Trends, Hypes oder der blosse Verdacht darauf lösen bei mir meist eine Abwehrhaltung aus. Das kann ich gar nicht beeinflussen. Ich verschliesse mich dem gehypeten Produkt oder Menschen oder Musikstil oder Buch dann jeweils vollständig, obwohl ich weiss, dass ich deshalb vielleicht das eine oder andere wunderbare Erlebnis verpasse. (Beispiele kommen mir zwar gerade keine in den Sinn.) Nennen Sie mich meinetwegen reaktionär, vernagelt oder einen Biedermann, ich kann’s ja auch nicht ändern (doch, könnte ich, aber das wäre nicht gut für mich). Aber das ist der Grund, weshalb ich mich höchstens im ländlichen Italien in der Lycra-Uniform in ein Café setze, um einen Espresso zu trinken. Dort werden sowohl das Rennvelofahren als auch die Kaffeeproduktion in vollendeter Manier zelebriert. Ausserdem kennt mich dort keiner.
Ich stehe mir da also gerne selber vor der Sonne. Manchmal kann der Mensch eben nicht aus seiner (Wurst-)Haut. Inzwischen weiss ich mir aber zu helfen. Gelegentlich lasse ich es zu, hinter der Mauer meiner Vorurteile gegen Trends etwas Interessantes zu erkennen. Bestätigt sich dieser Verdacht, muss mein Verstand die Vorurteile austricksen, damit ich den Gegenstand des Trends annehmen und nutzen kann. Er muss sie also überzeugen, dass rationale Gründe und tatsächliche Vorteile dahinter stecken. Kurz: ich brauche eine Ausrede vor mir selber. Dann klappt das manchmal. Sonst hätte ich kein Smartphone (hier half: „Ist ja keins von Apple!“), keinen Induktionsherd („Ist einfacher gegen Kinderhände zu sichern!“), keine digitale Spiegelreflexkamera („Film ist ja fast nicht mehr zu kriegen!“) und liefe immer noch in alten Klamotten herum („Der violett-türkis gestreifte ärmellose Pullover ist in der Wäsche eingelaufen!“).
Also: Velo und Kaffee passen tatsächlich gut zusammen, weil beides mit einfachen und formschönen Maschinen zu tun hat, die einen manchmal vor ungeahnte technische Probleme stellen.
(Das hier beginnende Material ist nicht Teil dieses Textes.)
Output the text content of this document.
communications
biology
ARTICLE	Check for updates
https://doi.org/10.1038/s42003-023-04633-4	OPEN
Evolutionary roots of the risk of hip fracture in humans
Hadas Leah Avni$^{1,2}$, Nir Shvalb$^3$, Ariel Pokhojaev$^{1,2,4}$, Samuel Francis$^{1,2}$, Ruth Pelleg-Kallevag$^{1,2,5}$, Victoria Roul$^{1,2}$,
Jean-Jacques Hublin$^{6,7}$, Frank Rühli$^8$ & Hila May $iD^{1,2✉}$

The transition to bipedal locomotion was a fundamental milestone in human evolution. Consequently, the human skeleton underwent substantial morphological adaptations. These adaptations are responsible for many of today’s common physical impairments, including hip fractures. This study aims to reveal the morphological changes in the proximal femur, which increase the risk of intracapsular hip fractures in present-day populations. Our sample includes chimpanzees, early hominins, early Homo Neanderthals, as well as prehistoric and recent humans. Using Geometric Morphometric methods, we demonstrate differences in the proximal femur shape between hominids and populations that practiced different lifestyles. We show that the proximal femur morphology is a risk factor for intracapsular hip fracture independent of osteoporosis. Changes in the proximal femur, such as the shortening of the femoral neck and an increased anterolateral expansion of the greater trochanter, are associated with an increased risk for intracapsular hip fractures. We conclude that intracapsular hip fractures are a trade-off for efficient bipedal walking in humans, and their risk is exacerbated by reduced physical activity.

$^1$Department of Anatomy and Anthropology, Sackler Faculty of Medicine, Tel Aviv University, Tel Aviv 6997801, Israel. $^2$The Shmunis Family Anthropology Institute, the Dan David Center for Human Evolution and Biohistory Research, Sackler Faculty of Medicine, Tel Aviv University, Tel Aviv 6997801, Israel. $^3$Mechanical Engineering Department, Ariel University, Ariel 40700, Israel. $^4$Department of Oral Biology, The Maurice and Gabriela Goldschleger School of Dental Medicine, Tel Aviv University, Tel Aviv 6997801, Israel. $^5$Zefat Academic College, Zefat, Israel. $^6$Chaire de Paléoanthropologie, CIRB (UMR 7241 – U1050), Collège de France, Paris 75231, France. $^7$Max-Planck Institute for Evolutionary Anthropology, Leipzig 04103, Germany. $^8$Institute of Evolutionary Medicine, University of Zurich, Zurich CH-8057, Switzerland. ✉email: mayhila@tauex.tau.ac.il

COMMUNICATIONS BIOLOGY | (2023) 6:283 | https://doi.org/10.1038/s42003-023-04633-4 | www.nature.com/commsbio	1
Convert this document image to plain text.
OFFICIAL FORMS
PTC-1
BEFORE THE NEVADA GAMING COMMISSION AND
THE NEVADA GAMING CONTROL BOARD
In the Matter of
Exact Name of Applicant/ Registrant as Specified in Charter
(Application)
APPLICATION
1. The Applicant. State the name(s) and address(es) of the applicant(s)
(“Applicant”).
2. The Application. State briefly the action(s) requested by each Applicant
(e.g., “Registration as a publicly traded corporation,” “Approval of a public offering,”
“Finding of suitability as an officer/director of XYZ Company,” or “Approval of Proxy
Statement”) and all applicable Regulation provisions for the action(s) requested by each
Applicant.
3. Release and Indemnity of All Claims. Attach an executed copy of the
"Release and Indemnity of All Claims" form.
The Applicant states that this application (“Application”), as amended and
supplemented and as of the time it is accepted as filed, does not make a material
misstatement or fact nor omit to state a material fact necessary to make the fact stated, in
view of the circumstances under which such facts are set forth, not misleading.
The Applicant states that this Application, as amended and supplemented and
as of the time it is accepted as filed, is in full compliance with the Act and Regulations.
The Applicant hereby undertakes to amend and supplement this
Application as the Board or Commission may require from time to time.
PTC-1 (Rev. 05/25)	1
Und das hat nichts mit Lifestyle oder Marketing oder Mode zu tun: Die Gemeinsamkeiten hören hier nämlich noch nicht auf! Beide gehören zu den Genussmitteln mit Suchtpotenzial. Gleichzeitig sind sie enorm praktisch im Alltag: das eine bringt mich schneller in den Tag, das andere schneller zur Arbeit, und beide helfen mir, wenn ich müde oder verzweifelt oder beides zusammen bin. Auf der technischen Ebene stehen beide vor ähnlichen Bedrohungen: Bloss weil es technisch machbar ist, werden sie mit Motoren aufgemotzt und verlieren so einen grossen Teil ihres Charakters. Eine Handhebel-Espressomaschine macht seit 50 Jahren den besseren Kaffee als die George-Clooney-Roboter aus Vevey! Ein E-Bike bringt mich letztendlich von A nach B wie ein mechanisches Fahrrad, macht einfach Lärm und CO2 und kostet viel mehr. Und beide drohen, von nützlichen, robusten und schönen Alltagsgegenständen zum Wegwerf-Lifestyle-Artikel zu degenerieren.
Nun habe ich also meine Ausrede, und sollte ich es jemals wieder bis nach London schaffen, werde ich mir ganz entspannt und ohne Konflikt mit meinen Überzeugungen im Look Mum, No Hands! einen Ristretto genehmigen können, derweil mein Rad dort eine Nackenmassage bekommt. Nur schon der wunderbare Name wäre Grund genug für diese Reise. Vielleicht kaufe ich mir sogar noch ein Käppi als Souvenir – obwohl, die sind schon ziemlich unter Trendverdacht. Geht also gar nicht.